The fracture line was polished ​​with rubber abrasive at low speed to avoid or minimize the biofilm accumulation. The occlusion was checked using a carbon in the palatal surface of the restored element and the patient was asked to bite in maximum intercuspal position and to make protrusion movement (Figure 8).

The patient returned to the clinic after 48 hours for another occlusal adjustment and marginal polishing. Periodic returns (each 6 months) for the dental element preservation were recommended. The patient was conducted to psychological accompanying due to the mother’s report about the signs of hyperactivity and attention deficit disorder.

3. Discussion

Dental trauma can be considered one of the most serious problems that affect the oral health of children and adolescents. Fractures of the anterior teeth affect function and dental aesthetics and promote emotional problems for patients such as social isolation, depression, and feed abstinence, among other factors [1].

The main causes of trauma that affect the permanent incisors are falls, collisions, sports, violence (fights), and car accidents [2, 3]. Central incisors present an increased overjet in children which may promote a predisposition to trauma [3]. Another aggravation of dental trauma is the hyperactivity/attention deficit disorder, a condition that affects 4–12% of school-age children, causes anxiety and attention disorders, and may increase the incidence of traumas [10].

The hyperactive patient can disturb the restorative procedure since the patient cannot keep quiet on the dental chair and control his tongue movements. The clinician must be aware of such difficulties while deciding which restorative technique is the most appropriate for dental trauma.

The type of fracture is decisive at the moment of restorative technique selection. According to DiAngelis et al. [12], coronary fracture is the simplest fracture and may be made with resin flow which enables the resin sealing and avoids its opening. The most complicated tooth fracture is the root fracture and the element loss may be the most likely treatment.

This case report is an unusual example of coronal fracture, of which the upper left central incisor fractured in the mesiodistal direction separating buccal and lingual surfaces and exposed the fracture line at the histological sulcus.
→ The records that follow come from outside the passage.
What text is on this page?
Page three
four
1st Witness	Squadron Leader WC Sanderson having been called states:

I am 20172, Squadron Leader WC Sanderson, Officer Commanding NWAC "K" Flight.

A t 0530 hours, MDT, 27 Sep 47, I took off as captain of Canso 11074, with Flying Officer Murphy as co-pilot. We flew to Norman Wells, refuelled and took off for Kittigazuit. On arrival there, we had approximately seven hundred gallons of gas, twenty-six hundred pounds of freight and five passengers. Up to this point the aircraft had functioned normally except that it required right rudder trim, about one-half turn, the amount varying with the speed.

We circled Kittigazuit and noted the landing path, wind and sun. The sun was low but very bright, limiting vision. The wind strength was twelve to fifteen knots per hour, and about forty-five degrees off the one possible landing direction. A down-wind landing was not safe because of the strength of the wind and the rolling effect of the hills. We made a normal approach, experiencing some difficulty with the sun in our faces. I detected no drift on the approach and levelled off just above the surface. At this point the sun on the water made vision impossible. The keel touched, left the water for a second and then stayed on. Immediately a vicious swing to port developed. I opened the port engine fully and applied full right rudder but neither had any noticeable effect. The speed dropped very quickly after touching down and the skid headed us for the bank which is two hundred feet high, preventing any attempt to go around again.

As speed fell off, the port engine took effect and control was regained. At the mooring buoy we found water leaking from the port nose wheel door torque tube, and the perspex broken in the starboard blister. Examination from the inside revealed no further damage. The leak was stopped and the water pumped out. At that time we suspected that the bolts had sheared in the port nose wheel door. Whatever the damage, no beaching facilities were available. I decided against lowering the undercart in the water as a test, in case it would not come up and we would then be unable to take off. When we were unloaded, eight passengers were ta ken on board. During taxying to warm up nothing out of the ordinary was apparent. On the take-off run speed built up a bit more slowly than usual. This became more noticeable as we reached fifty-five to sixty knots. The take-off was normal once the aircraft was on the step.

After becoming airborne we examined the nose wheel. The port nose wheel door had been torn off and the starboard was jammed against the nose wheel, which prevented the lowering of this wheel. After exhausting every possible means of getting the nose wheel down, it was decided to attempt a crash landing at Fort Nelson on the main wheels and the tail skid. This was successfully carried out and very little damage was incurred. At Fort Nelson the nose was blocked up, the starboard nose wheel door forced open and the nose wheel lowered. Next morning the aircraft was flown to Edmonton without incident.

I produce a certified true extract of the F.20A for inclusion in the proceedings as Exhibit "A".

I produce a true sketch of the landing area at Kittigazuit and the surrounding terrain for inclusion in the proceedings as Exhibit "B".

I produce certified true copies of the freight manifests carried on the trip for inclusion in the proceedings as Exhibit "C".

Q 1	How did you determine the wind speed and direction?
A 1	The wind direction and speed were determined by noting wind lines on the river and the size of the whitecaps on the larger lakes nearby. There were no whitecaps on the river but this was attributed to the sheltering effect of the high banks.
The conventional treatment would be gingivectomy or orthodontic traction, to expose the fracture line and to avoid the contamination by gingival fluid, facilitating its maintenance by the patient [13]. Depending on the specific feature of this case (the periodontal fibers from the buccal fragment remained properly connected with no bleeding even after trauma), the direct reattachment was the chosen treatment, because it presented many advantages as no need of orthodontic treatment, optimal functional and aesthetic results obtained, and minimal discomfort caused for the patient [14, 15]. The direct reattachment of the fragments was also performed due to the great innovation of new adhesive systems [5] and also because the patient presented signs of hyperactivity, immaturity, and anxiety.

4. Conclusion

The reattachment of fractured fragment is a fast and easy technique that can be used successfully as an option to restore dental element which suffered trauma.

Conflict of Interests

The authors declare that there is no conflict of interests regarding the publication of this paper.